At step 620, CPU 126 receives input from the operator. The operator inputs a dispenser identifier, a product identifier and relevant portions of the inventory, evaluation and pricing data pertaining to the stocked product and associated dispenser to be stored in price management table 500. The inventory data received from the operator includes a stocked quantity, and a current price. The evaluation data received from the operator includes a termination date, an evaluation frequency and a demand increment. The pricing data received from the operator includes a price adjustment increment, a minimum price, a suggested price and a maximum price. The data received from the operator is stored by CPU 126 in the appropriate fields of price management table 500. Of course, receiving data for one or more of these fields from the operator may be optional as CPU 126 could supply default values for certain fields.
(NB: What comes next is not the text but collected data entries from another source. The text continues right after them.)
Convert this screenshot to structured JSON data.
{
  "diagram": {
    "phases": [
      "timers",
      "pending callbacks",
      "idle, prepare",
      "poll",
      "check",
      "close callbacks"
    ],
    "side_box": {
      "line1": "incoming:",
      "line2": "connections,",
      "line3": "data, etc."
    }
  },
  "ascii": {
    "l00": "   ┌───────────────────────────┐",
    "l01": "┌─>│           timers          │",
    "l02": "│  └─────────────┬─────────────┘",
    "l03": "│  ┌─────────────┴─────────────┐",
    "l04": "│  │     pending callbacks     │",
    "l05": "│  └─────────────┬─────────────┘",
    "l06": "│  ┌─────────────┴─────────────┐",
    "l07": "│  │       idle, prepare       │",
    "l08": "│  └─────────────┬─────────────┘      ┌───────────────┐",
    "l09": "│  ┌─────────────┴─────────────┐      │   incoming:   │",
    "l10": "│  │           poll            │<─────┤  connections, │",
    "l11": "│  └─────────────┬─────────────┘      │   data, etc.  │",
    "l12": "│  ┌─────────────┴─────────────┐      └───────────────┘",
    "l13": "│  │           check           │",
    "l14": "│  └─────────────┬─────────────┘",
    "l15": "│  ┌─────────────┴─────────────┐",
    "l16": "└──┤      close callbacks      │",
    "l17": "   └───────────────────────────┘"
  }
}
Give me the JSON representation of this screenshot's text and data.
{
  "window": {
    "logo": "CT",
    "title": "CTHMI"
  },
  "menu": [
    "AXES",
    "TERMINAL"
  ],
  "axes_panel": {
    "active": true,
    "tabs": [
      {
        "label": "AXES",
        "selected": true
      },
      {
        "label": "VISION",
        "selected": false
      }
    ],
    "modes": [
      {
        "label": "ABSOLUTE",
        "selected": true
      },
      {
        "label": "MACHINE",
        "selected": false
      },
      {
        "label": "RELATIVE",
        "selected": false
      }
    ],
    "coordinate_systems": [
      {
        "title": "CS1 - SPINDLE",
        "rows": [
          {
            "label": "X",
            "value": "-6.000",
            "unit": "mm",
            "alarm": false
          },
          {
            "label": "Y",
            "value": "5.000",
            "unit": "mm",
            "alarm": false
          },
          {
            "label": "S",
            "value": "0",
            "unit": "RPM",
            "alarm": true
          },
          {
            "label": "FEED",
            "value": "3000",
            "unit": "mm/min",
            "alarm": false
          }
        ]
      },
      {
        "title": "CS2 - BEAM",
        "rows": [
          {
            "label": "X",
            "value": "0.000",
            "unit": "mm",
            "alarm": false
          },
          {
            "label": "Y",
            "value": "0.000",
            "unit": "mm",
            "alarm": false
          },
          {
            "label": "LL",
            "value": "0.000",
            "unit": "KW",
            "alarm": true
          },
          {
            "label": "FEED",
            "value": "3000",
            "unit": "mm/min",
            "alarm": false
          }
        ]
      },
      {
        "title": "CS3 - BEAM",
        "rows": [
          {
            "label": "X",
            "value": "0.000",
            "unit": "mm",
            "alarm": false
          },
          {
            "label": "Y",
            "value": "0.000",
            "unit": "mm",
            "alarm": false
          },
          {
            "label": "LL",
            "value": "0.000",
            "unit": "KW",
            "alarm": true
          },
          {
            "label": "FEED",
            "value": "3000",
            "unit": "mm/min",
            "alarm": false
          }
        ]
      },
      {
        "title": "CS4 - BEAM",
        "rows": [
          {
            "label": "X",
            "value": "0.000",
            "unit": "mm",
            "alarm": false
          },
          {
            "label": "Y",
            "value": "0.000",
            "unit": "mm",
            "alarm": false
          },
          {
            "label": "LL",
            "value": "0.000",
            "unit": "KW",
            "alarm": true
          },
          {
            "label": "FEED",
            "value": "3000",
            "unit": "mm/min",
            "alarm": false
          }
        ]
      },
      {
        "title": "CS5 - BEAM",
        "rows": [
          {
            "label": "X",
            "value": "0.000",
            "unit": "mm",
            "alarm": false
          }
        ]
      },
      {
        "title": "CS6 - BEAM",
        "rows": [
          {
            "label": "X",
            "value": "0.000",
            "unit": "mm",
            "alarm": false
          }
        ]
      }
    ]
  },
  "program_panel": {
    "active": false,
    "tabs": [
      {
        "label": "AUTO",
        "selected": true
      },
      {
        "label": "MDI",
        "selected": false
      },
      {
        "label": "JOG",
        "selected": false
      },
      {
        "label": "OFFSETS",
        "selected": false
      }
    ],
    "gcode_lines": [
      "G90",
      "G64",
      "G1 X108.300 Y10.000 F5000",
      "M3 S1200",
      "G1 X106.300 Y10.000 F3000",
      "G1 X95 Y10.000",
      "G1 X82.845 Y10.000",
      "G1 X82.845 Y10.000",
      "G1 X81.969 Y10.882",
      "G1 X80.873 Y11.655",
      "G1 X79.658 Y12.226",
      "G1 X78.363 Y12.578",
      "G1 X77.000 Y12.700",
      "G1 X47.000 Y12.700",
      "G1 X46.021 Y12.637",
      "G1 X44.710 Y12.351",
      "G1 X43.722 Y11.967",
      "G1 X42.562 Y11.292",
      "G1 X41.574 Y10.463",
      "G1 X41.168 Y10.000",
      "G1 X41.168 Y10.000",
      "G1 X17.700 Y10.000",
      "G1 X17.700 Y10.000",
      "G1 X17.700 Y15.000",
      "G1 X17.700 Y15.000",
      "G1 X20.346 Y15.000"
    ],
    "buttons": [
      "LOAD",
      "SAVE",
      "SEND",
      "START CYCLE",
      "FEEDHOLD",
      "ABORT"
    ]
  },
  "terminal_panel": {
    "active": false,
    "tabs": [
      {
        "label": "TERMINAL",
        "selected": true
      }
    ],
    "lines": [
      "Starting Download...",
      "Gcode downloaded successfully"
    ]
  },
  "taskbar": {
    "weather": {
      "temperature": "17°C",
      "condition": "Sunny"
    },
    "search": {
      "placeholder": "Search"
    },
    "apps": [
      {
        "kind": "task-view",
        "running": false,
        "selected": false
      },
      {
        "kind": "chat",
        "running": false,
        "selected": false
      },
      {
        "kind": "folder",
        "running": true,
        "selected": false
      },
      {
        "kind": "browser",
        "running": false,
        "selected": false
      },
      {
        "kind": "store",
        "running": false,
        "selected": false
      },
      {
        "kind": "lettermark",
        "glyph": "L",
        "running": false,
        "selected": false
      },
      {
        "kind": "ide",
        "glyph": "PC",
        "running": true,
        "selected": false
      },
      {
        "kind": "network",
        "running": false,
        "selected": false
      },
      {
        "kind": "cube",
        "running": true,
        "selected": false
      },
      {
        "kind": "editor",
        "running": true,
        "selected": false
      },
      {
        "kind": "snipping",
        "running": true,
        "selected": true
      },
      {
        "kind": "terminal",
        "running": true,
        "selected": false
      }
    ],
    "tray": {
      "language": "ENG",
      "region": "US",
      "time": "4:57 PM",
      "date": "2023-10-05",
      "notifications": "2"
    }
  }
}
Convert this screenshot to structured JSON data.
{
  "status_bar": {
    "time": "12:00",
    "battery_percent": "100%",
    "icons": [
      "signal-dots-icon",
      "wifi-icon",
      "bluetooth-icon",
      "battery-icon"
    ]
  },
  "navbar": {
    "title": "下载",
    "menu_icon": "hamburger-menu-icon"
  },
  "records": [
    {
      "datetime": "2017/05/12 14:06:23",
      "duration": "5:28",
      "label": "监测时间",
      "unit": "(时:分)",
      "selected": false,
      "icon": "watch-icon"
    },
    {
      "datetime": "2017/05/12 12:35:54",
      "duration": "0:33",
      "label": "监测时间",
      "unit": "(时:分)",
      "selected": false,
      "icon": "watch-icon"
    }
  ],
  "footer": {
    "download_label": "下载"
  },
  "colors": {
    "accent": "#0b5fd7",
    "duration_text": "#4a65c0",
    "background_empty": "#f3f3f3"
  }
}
In addition, the data for one or more of these fields could be automatically received from a remote source using the network configuration illustrated in
At step 622, CPU 126 calculates the remaining price management data to be stored in price management inventory table 500. Specifically, CPU 126 calculates the total shelf time, remaining shelf time and current price for the associated product. Although, the current price may be input by the operator, the current price would preferably be set equal to the manufacturer's suggested price stored in field 544. Of course, in an alternate embodiment, the current price could be determined in accordance with the price evaluations described below with reference to the post-purchase evaluation process and the periodic evaluation process.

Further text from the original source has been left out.